Here’s a brief discussion about anxiety and everything you need to know:

What it really is

  • Anxiety is an emotion we experience from time to time. It is what we feel every time we are in a situation we’re not used to. It is characterized by being easily irritated, ill-tempered, worried, insecure, and excessive loneliness. A small amount of anxiety is good, but too much may indicate a serious underlying problem.
  • Frequent anxiety attacks may be bad and could develop into anxiety disorders such as GAD and depression. Also, anxiety tends to stop people from doing what they want and reaching their goals.
  • Patients suffering from abnormal cases of anxiety can become physically weaker. This is because unstable mental health affects the whole system of the body—starting from the digestive down to the very critical cardiovascular system.

Characteristics

  • It can happen to anyone.
  • It can be triggered by anything, even the tiniest bit of inconvenience.
  • Entertaining anxiety causes frequent attacks and could lead to abnormal cases.
  • Fears and stress are the top external factors that contribute to high anxiety levels.

Overcome

The best way to overcome—aside from seeking professional help—is to do the things you love without minding what others will say. Extend your boundaries and get out of your comfort zone. Leaving from someone else’s box and creating your own is good and actually healthy in maintaining your mental health.

Take trips alone and do things exactly how you want it. Never compromise your own goals. Break the norms and teach yourself to have a positive outlook in life—because remember, Fear and Stress are the best friends of Anxiety.

Anxiety at Home

Although the home is where a person’s heart is, at some point, home is also the first place a person tends to grow apart from.

The emotional development and the construction of a person’s behavioral pattern start at home.  The first people that a person engages with are the people he grew up with.

Anxiety can seem like a harmless feeling. It comes, and it goes. Anxiety can be intense, and sometimes, it really demands to be felt. Keep in mind, though, that your home is no place to embank anxiety with, and it shouldn’t trigger anxiety disorders.

You, as a parent, have to be observant of the ambiance of your home.
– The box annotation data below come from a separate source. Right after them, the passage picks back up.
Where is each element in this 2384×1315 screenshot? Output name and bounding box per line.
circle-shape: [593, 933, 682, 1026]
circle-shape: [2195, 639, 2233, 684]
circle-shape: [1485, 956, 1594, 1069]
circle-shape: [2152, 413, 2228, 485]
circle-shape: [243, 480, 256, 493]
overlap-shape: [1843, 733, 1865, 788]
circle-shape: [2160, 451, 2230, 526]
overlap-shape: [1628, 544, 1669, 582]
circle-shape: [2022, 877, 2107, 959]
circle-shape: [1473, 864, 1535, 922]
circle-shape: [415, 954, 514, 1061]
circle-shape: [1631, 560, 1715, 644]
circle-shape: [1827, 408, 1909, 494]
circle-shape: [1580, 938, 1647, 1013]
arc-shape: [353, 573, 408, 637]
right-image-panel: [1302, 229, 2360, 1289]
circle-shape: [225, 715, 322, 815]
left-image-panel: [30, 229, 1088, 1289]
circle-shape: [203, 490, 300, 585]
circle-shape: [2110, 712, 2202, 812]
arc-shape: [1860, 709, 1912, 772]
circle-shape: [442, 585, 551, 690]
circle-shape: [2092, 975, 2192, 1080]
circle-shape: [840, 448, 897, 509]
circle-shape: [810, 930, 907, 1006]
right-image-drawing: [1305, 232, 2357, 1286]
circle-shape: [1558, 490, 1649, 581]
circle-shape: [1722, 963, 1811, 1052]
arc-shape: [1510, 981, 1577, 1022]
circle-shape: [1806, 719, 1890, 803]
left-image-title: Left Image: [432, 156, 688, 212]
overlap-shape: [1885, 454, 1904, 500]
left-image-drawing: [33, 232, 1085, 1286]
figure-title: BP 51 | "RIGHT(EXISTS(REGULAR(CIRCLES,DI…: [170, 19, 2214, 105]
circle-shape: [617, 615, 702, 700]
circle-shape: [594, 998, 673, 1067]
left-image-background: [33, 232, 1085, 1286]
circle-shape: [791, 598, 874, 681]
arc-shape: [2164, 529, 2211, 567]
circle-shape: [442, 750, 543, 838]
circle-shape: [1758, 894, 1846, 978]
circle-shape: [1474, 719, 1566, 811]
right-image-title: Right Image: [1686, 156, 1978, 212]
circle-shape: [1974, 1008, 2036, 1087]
See to it that your family talks regularly and issues are being properly resolved.

One more thing is that you should always remember that you yourself are also prone to anxiety disorders—from your stressful days at work to doing exhausting household tasks. In that case, you should always be open to your family members and work on it together.

Have frequent recreational activities together to develop your family bond even more. Also, it is advised to have a mental health checkup once in a while to ensure a sound mental system for everyone in your home.